Son expression ou diction préféré – ‘Don’t worry, it will be fine’.

Son péché mignon – le ski ! Même s’il a autre chose à faire, il trouve toujours du temps pour skier!

Son restaurant préféré – le Shô-Dan (rue Metcalfe)

Les pays qu’il aimerait visiter – La Thaïlande et l’Afrique du Sud.

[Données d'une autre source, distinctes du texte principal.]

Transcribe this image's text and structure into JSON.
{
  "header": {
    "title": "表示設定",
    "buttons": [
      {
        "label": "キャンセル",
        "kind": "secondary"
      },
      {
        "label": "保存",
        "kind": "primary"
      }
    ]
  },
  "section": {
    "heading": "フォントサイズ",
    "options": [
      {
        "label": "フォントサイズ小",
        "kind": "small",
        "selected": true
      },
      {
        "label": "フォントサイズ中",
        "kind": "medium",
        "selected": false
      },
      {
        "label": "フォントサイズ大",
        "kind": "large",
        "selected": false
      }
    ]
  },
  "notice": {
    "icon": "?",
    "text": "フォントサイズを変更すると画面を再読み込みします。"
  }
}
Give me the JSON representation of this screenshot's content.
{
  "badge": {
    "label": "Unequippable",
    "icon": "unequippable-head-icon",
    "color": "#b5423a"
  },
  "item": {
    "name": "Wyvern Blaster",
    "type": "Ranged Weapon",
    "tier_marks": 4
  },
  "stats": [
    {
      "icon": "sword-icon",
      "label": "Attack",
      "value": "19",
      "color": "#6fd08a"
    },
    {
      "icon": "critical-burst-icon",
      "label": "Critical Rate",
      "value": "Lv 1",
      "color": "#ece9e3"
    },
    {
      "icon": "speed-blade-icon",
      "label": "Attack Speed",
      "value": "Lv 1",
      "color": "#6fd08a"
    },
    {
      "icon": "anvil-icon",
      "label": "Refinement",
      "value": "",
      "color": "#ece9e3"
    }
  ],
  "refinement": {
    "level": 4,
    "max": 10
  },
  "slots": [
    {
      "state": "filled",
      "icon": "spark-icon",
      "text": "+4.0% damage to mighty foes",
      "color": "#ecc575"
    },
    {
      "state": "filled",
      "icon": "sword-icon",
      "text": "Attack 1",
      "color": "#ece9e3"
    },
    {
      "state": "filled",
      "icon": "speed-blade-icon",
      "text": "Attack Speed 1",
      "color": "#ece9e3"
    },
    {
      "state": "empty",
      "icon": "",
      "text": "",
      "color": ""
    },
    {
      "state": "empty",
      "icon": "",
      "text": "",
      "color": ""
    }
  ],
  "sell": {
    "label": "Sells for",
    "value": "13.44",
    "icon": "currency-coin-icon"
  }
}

Les personnages historiques qu’il admire le plus (et pourquoi?) – Benjamin Franklin et Abraham Lincoln, pour leurs politiques et sociales, et Leonard de Vinci. Lincoln a fait bien des choses pour libérer les esclaves et mettre des mesures en place, même s’il savait que cela venait avec le risque de la guerre civile. Franklin, quant à lui, avait des idées politiques étonnantes et croyait en l’avancement des êtres humains. Enfin, Leonard de Vinci était, selon moi, presque comme quelqu’un qui venait du futur : il était si avancé pour son époque!

S’il n’était pas avocat, il serait…charpentier, travailleur de la construction ou médecin, parce qu’il aimerait pouvoir sauver des vies!

Me Charles Spector est associé chez Dentons Canada. Après avoir complété ses études à McGill en 1980 avec un baccalauréat en arts (relations industrielles et économie), il passe les deux années et demie suivantes à poursuivre d’autres intérêts incluant le ski compétitif, la construction d’un chalet au Vermont et quelques saisons comme moniteur de ski en Suisse et moniteur de ski nautique au Mexique.

De retour au Canada, il fait une demande à l’Université de Sherbrooke pour poursuivre des études en droit. Sa décision de poursuivre ses études à Sherbrooke est alors motivée par son désir d’améliorer son français pour pouvoir ensuite pratiquer le droit au Québec.

Ayant participé aux courses au stage et avec encore relativement peu d’informations quant aux différents cabinets, il opte pour le bureau où il se sent le plus confortable, soit Lapointe Rosenstein. Après deux années et demie de pratique, il fait une demande à l’Université Columbia (New York) pour poursuivre une maîtrise en droit en financement corporatif. Même si la tentation de rester à New York est forte, il décide de revenir à Montréal et retourne chez Lapointe Rosenstein.

En 1991, il se joint à Byers Casgrain. Vingt-trois ans plus tard, il s’y plaît toujours ! Au cours de sa carrière chez Dentons Canada, il a occupé les fonctions d’associé directeur du bureau de Montréal entre 2003 et 2006, d’associé directeur du bureau de New York entre 2006 et 2009 et de membre du conseil d’administration de la société Dentons Canada de 2008 à aujourd’hui.